Though Zauner has experimented with science fiction on Soft Sounds from Another Planet and buoyant surrealism on Jubilee, the landscape of European Romanticism that underpins For Melancholy Brunettes and the dense tissue of classical allusion that comes with it marks new territory for a songwriter entering her artistic maturity. She credits a range of antecedents with inspiration. The forlorn café girl in Degas’ “L’absinthe”. The seascapes of Caspar David Friedrich. The passionate longing and wild, undulating moors in Wuthering Heights. Hans Castorp wrapped in his camel hair blanket, dreaming on the Berghof balcony. It is an atmosphere made palpable by the intricate, interlocking guitar arrangements that accompany much of the record, lapping like waves over the meter, often as oblique in their expression of the chord as Zauner can be in her polyvalence of feeling and insight.

But for all the record owes to the romantic imagination, the sensibility of Japanese Breakfast is too thoroughly contemporary to lapse into pastiche. Tracks like “Mega Circuit,” a ferocious minor key shuffle in which we are introduced to a gang of loitering incels, and “Winter in LA,” a tongue in cheek take on the edenic California of the Laurel Canyon era, could only have been written in our time. And for as often as Zauner assumes fictional, often male, often insidious personas on For Melancholy Brunettes, her own subjectivity cannot help but surface. “All of my ghosts are real,” she sings on “Picture Window,” a song that manifests the fear of loving someone so much you presage their loss.
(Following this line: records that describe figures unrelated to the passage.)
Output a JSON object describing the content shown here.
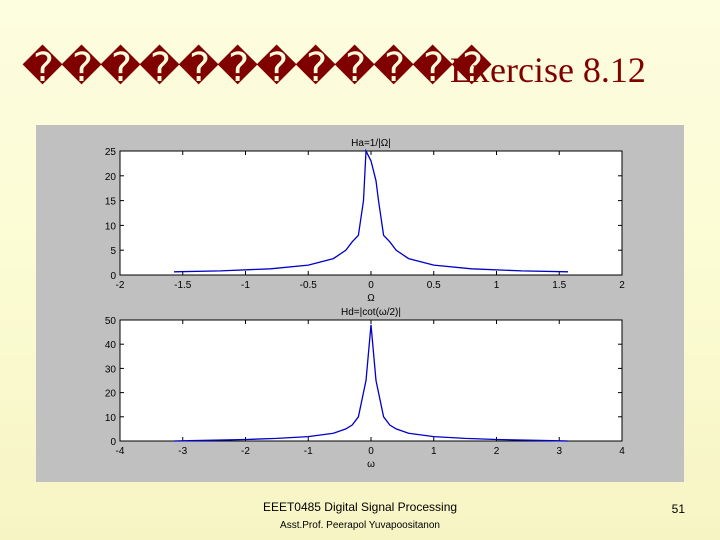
{
  "slide": {
    "title_boxes": "������������",
    "title": "Exercise 8.12"
  },
  "colors": {
    "title": "#800000",
    "figure_background": "#c0c0c0",
    "axes_background": "#ffffff",
    "line": "#0000c8"
  },
  "chart_data": [
    {
      "type": "line",
      "title": "Ha=1/|Ω|",
      "xlabel": "Ω",
      "ylabel": "",
      "xlim": [
        -2,
        2
      ],
      "ylim": [
        0,
        25
      ],
      "xticks": [
        "-2",
        "-1.5",
        "-1",
        "-0.5",
        "0",
        "0.5",
        "1",
        "1.5",
        "2"
      ],
      "yticks": [
        "0",
        "5",
        "10",
        "15",
        "20",
        "25"
      ],
      "series": [
        {
          "x": [
            -1.57,
            -1.2,
            -0.8,
            -0.5,
            -0.3,
            -0.2,
            -0.15,
            -0.1,
            -0.06,
            -0.04,
            0,
            0.04,
            0.06,
            0.1,
            0.15,
            0.2,
            0.3,
            0.5,
            0.8,
            1.2,
            1.57
          ],
          "y": [
            0.64,
            0.83,
            1.25,
            2,
            3.3,
            5,
            6.7,
            8,
            15,
            25,
            23,
            19,
            15,
            8,
            6.7,
            5,
            3.3,
            2,
            1.25,
            0.83,
            0.64
          ]
        }
      ]
    },
    {
      "type": "line",
      "title": "Hd=|cot(ω/2)|",
      "xlabel": "ω",
      "ylabel": "",
      "xlim": [
        -4,
        4
      ],
      "ylim": [
        0,
        50
      ],
      "xticks": [
        "-4",
        "-3",
        "-2",
        "-1",
        "0",
        "1",
        "2",
        "3",
        "4"
      ],
      "yticks": [
        "0",
        "10",
        "20",
        "30",
        "40",
        "50"
      ],
      "series": [
        {
          "x": [
            -3.14,
            -3.0,
            -2.5,
            -2.0,
            -1.5,
            -1.0,
            -0.6,
            -0.4,
            -0.3,
            -0.2,
            -0.08,
            0,
            0.08,
            0.2,
            0.3,
            0.4,
            0.6,
            1.0,
            1.5,
            2.0,
            2.5,
            3.0,
            3.14
          ],
          "y": [
            0,
            0.07,
            0.32,
            0.64,
            1.07,
            1.83,
            3.2,
            5,
            6.6,
            10,
            25,
            48,
            25,
            10,
            6.6,
            5,
            3.2,
            1.83,
            1.07,
            0.64,
            0.32,
            0.07,
            0
          ]
        }
      ]
    }
  ],
  "footer": {
    "course": "EEET0485 Digital Signal Processing",
    "author": "Asst.Prof. Peerapol Yuvapoositanon",
    "page": "51"
  }
}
It is an anxiety rendered gut wrenchingly acute when one considers Zauner’s own history of grief, the loss of her mother having been a major theme of Japanese Breakfast’s work since Psychopomp and one which persists here albeit faintly, as unsuspected echoes of an irredeemable sadness.

Sadness is indeed the dominant emotional key of this record, but it is sadness of a rarified form: the pensive, prescient sadness of melancholy, in which the recognition of life’s essentially tragic character occurs with sensitivity to its fleeting beauty. Zauner finds space enough inside it for glimmers of hope. They are the consolations of mortals that poets before her have called out to and that poets after will continue to rediscover: love and labor, and though they run like tonic resolutions through the record’s many episodes, they sound most saliently on its final song, “Magic Mountain,” an engagement with Thomas Mann’s famous novel of the same name. Mann’s book is about a hapless young man, Hans Castorp, who checks in for a brief visit to a tuberculosis sanatorium and finds himself unable to leave for a period of seven years. Zauner reimagines herself as Hans and her artistic body of work as the mountain looming over her. It became a personal song, she says, “about confronting the narcissism that goes into being an artist and deciding I didn't want it to destroy my potential for having a happy life.” For her, making any work feels like scaling a mountain, but from the perch of For Melancholy Brunettes, she surveys the future. “Bury me beside you,” she sings to her beloved, “In the shadow of my mountain.”